During the 2012-2014 timeframe, the project was stagnant – the number of users kept on increasing but the number of developers didn’t. This resulted in a lot of issues being created in the tracker. In most open-source projects, some of the users eventually step up and become contributors – which didn’t happen as the project was an intersection between Qt and WebKit (both written in C++) while most users were just familiar with HTML, CSS and JS.
Meanwhile, interesting things were happening in the wider world. Google decided to fork WebKit into Blink in April 2013, and Qt decided to follow with it by announcing Qt WebEngine within 6 months. QtWebKit was eventually deprecated in 2015 and removed in 2016.

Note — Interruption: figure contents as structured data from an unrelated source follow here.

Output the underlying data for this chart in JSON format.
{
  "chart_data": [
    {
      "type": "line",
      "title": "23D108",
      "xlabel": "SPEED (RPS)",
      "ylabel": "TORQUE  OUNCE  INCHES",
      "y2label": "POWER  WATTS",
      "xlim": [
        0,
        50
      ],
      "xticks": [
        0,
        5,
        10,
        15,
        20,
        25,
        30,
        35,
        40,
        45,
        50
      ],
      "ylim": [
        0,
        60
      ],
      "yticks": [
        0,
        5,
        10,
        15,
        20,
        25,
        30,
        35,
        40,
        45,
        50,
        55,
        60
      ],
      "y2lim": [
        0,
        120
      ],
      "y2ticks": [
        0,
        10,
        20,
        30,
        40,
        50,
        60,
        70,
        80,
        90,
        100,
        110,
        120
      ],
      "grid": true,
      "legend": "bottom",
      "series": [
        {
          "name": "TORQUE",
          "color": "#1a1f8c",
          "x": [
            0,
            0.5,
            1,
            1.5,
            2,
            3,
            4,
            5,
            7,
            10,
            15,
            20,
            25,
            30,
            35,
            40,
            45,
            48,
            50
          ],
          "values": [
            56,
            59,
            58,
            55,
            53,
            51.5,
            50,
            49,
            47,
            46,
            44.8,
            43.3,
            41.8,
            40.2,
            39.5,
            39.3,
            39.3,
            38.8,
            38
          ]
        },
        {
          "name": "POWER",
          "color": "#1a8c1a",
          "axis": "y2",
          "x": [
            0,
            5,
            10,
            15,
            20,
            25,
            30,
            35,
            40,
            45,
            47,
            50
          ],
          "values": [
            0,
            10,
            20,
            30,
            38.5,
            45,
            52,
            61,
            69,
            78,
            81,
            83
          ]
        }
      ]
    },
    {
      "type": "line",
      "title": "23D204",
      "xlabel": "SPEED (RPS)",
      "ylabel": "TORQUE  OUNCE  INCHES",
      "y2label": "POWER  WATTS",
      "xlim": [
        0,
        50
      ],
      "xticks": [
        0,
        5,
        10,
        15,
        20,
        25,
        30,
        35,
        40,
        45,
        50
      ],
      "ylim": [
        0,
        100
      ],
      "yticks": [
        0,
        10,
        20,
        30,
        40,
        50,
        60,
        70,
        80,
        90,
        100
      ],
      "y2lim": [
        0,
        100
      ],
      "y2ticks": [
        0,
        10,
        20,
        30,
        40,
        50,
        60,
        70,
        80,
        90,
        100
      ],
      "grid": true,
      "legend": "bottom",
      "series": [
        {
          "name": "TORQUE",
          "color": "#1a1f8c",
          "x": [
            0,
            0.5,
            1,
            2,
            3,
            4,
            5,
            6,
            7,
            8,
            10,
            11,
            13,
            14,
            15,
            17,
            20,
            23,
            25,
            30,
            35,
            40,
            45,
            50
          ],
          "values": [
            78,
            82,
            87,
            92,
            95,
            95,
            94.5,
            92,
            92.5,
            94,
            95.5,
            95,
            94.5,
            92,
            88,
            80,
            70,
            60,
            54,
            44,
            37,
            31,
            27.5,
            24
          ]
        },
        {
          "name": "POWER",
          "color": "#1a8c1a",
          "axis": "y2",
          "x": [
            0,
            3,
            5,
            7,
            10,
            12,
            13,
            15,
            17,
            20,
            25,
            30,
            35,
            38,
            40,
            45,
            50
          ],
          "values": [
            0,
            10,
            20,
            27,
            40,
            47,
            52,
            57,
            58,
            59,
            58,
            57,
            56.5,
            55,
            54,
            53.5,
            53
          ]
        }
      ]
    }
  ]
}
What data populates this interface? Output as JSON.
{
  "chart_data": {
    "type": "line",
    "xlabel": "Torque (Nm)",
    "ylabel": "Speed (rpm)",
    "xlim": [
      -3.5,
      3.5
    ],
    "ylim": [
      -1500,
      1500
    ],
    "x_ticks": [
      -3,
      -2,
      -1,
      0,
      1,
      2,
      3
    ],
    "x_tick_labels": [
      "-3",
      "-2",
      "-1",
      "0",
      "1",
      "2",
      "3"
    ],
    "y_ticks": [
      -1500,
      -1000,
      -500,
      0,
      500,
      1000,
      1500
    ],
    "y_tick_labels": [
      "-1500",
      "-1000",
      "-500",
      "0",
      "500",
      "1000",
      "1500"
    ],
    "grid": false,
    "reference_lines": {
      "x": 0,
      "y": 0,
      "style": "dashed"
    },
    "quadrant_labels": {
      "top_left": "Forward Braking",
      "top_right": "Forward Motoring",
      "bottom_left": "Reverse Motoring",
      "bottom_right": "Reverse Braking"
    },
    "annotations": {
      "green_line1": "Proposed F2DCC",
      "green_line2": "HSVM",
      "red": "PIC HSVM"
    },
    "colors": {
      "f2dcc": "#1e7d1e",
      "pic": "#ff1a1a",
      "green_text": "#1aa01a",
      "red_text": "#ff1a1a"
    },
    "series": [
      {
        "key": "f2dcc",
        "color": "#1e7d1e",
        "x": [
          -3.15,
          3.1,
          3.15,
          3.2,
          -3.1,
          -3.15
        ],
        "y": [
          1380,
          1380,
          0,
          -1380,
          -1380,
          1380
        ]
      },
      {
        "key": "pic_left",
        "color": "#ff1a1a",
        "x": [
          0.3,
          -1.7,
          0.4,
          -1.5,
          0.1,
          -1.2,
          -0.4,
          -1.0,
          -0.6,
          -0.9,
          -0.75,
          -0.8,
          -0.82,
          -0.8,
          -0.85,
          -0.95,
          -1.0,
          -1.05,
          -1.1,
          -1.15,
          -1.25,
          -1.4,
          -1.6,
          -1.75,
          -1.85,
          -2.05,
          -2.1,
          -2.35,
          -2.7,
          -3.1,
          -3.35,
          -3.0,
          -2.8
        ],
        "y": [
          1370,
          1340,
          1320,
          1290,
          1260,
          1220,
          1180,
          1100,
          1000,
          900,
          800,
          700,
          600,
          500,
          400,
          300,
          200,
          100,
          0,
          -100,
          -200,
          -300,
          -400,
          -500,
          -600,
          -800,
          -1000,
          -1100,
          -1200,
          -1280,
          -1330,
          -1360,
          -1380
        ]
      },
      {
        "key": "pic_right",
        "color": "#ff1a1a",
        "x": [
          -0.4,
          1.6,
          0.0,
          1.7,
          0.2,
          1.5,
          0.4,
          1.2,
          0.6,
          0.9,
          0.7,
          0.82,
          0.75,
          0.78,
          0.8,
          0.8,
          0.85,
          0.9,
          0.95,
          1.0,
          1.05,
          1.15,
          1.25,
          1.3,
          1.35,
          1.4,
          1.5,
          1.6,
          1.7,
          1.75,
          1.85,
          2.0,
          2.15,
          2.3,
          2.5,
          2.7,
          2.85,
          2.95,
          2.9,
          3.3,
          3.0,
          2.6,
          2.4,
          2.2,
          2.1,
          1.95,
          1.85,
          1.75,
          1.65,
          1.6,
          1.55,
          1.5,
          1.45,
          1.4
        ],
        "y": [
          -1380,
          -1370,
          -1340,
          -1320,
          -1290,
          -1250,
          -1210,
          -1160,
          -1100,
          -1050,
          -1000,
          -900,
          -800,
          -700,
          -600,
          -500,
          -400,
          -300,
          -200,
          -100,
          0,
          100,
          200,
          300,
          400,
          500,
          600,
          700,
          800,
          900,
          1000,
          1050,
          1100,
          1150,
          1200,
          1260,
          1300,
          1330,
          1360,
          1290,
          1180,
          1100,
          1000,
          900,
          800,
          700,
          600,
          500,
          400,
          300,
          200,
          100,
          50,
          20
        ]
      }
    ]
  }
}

Back in wkhtmltopdf-land, a shiny new 0.12.0 release happened in early 2014. Ashish Kulkarni became the maintainer. However, the release was based on Qt 4.8.5 while Qt 5.0 had already been released.
Initially, QtWebKit 2.3 seemed promising but wasn’t officially supported by Qt.
A fork of QtWebKit ( QtWebKit 5.212) revived in 2019 with funding via Patreon and GitHub.
This branch is 2947 commits ahead, 9266 commits behind WebKit:master.
Google has made great strides since 2016 focusing on Printing/PDF. The puppeteer page.pdf API is quite similar to wkhtmltopdf’s options.
This has led to a Blink monoculture – almost everyone uses the same browser engine, which doesn’t feel healthy long-term.
Summary
- Qt 4 hasn’t been supported since 2015, WebKit in it hasn’t been updated since 2012.
- Qt 5 removed QtWebKit in 2016. Development stopped in 2012, fixes continued till 2015.
- QtWebKit 5.212 is still used by many Linux distros despite being outdated.
- qtwebkit-dev-wip is not ready for release yet.
- For effective upstream patching, maintenance must be ensured – browsers move fast for security.
If you wish to donate, sponsor QtWebKit – it helps many projects.
Future Plans
- Final 0.12.7 release by Aug 2020 to fix regressions and merge pending PRs.
- Try rebasing patches to QtWebKit 5.212.
- If successful, submit to Qt and QtWebKit projects.
- No deadlines – depends on maintainer time and volunteers.
Recommendations
- Never use wkhtmltopdf with untrusted HTML. Sanitize inputs always.
- Use AppArmor or SELinux for server-level security.
- For safe report generation, try WeasyPrint or Prince.
- For dynamic JS-based sites, use Puppeteer or its wrappers.